トルシエ 奇跡でも出会いがしらでもまぐれでもない。単にスペインに勝ったというだけではないし偶然は何もない。緻密に構築された勝利だ。選手の才能がありチームの戦略があり監督のコーチングがあった。もちろんいくらかの幸運もあった。そして運が鍵でもあった。後半のスタートから6分であげた2つのゴールが、その後のすべてを狂わせた。

——スペインに関してはそうでした。

トルシエ 彼らは驚き、ペースを取り戻そうとしたが、日本のスピードに面喰いリズムが完全に狂ってしまった。同時に自信も失って、自分たちのサッカーをやり続けることができなくなった。平静でもいられない。パスを繋げてボールを回すには平静さが不可欠だが、その精神的な余裕を失ってしまった。また相手にリードされて挽回するのも彼らには不慣れだ。日本の勝利は決して偶然ではなかった。

 たしかに驚くべきことではある。2つの試合の内実がまったく同じで、スペイン戦はドイツ戦のコピーそのものだった。前半は守りに専念して相手にボールを持たせる。それでも失点を喫するが、後半に入り久保(建英)と長友(佑都)を下げて攻撃に転じて逆転するのも同じだった。森保(一)がこのシナリオを予め描いていたのかどうかは確認する必要がある。もしそうだとしたら、彼は本物の呪術師だ。彼が実践したのは呪術であってコーチングではない(笑)。

——試合後の会見で森保監督は、今日の戦略は彼ひとりで考えたのではなく、選手たちの要望も受け入れてのことだったと述べました。元々は違う戦略を考えていたが変えたそうです。

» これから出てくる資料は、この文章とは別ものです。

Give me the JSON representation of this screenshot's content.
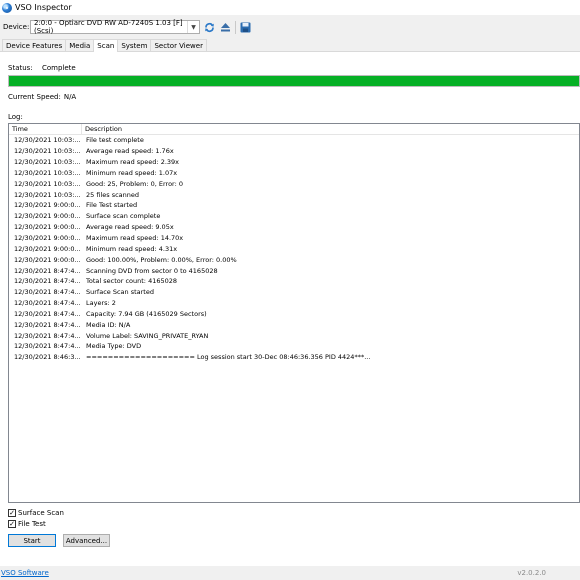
{
  "window": {
    "title": "VSO Inspector"
  },
  "toolbar": {
    "device_label": "Device:",
    "device_value": "2:0:0 - Optiarc DVD RW AD-7240S 1.03 [F] (Scsi)",
    "refresh_icon": "refresh-icon",
    "eject_icon": "eject-icon",
    "save_icon": "save-icon"
  },
  "tabs": [
    {
      "label": "Device Features"
    },
    {
      "label": "Media"
    },
    {
      "label": "Scan"
    },
    {
      "label": "System"
    },
    {
      "label": "Sector Viewer"
    }
  ],
  "scan": {
    "status_label": "Status:",
    "status_value": "Complete",
    "progress_percent": 100,
    "progress_color": "#06b025",
    "speed_label": "Current Speed:",
    "speed_value": "N/A",
    "log_label": "Log:",
    "log_columns": {
      "time": "Time",
      "description": "Description"
    },
    "log_rows": [
      {
        "time": "12/30/2021 10:03:...",
        "description": "File test complete"
      },
      {
        "time": "12/30/2021 10:03:...",
        "description": "Average read speed: 1.76x"
      },
      {
        "time": "12/30/2021 10:03:...",
        "description": "Maximum read speed: 2.39x"
      },
      {
        "time": "12/30/2021 10:03:...",
        "description": "Minimum read speed: 1.07x"
      },
      {
        "time": "12/30/2021 10:03:...",
        "description": "Good: 25, Problem: 0, Error: 0"
      },
      {
        "time": "12/30/2021 10:03:...",
        "description": "25 files scanned"
      },
      {
        "time": "12/30/2021 9:00:0...",
        "description": "File Test started"
      },
      {
        "time": "12/30/2021 9:00:0...",
        "description": "Surface scan complete"
      },
      {
        "time": "12/30/2021 9:00:0...",
        "description": "Average read speed: 9.05x"
      },
      {
        "time": "12/30/2021 9:00:0...",
        "description": "Maximum read speed: 14.70x"
      },
      {
        "time": "12/30/2021 9:00:0...",
        "description": "Minimum read speed: 4.31x"
      },
      {
        "time": "12/30/2021 9:00:0...",
        "description": "Good: 100.00%, Problem: 0.00%, Error: 0.00%"
      },
      {
        "time": "12/30/2021 8:47:4...",
        "description": "Scanning DVD from sector 0 to 4165028"
      },
      {
        "time": "12/30/2021 8:47:4...",
        "description": "Total sector count: 4165028"
      },
      {
        "time": "12/30/2021 8:47:4...",
        "description": "Surface Scan started"
      },
      {
        "time": "12/30/2021 8:47:4...",
        "description": "Layers: 2"
      },
      {
        "time": "12/30/2021 8:47:4...",
        "description": "Capacity: 7.94 GB (4165029 Sectors)"
      },
      {
        "time": "12/30/2021 8:47:4...",
        "description": "Media ID: N/A"
      },
      {
        "time": "12/30/2021 8:47:4...",
        "description": "Volume Label: SAVING_PRIVATE_RYAN"
      },
      {
        "time": "12/30/2021 8:47:4...",
        "description": "Media Type: DVD"
      },
      {
        "time": "12/30/2021 8:46:3...",
        "description": "==================== Log session start 30-Dec 08:46:36.356 PID 4424***..."
      }
    ],
    "surface_scan_label": "Surface Scan",
    "surface_scan_checked": true,
    "file_test_label": "File Test",
    "file_test_checked": true,
    "start_label": "Start",
    "advanced_label": "Advanced..."
  },
  "footer": {
    "link_text": "VSO Software",
    "version": "v2.0.2.0"
  }
}
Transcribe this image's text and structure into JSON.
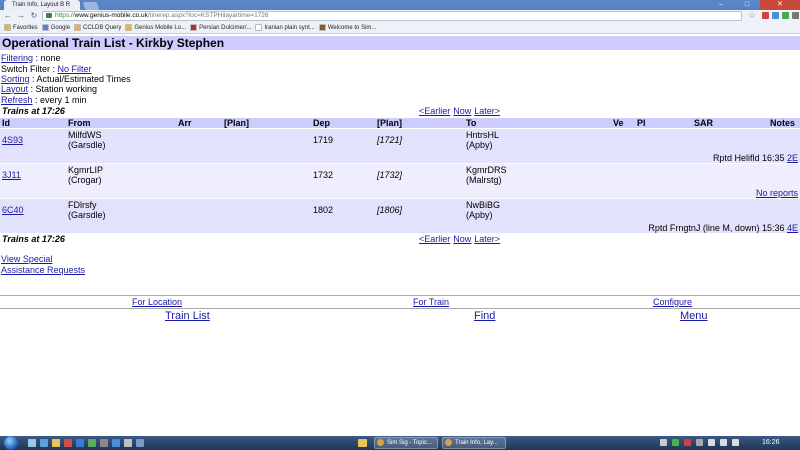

トルシエ それはある意味当然のことだ。森保は同じ選手たちとこの3~4年ともに活動している。選手たちも海外で豊かな経験を積んでいる。彼は選手に自らを表現する場を与え、それを維持していくために軸となる選手に信頼を寄せた。そのやり方がとてもうまくいっているように見える。

 森保には選手として海外でプレーした経験はなく、指導者になってからも国外で指揮を執ったことはない。対して選手たちはほとんどがヨーロッパのクラブに所属する。W杯は世界のトップチームとの戦いだ。彼には選手の声に耳を傾ける知性があった。それは決して弱さではない。むしろ知性の輝きによるもので、とてもいい雰囲気を作りあげた。

 選手交代をしたのも森保であり、彼のコーチングは極めて適切だった。鎌田(大地)に代えて冨安(健洋)を入れたのは、スペインが前線にさらに2人のアタッカーを投入してきたからだ。彼らはピッチをより広く、よりワイドに活用しようとした。冨安投入は、試合前に入手した情報から引き出した決断だったのだろう。すべてがいい方向へと向かった。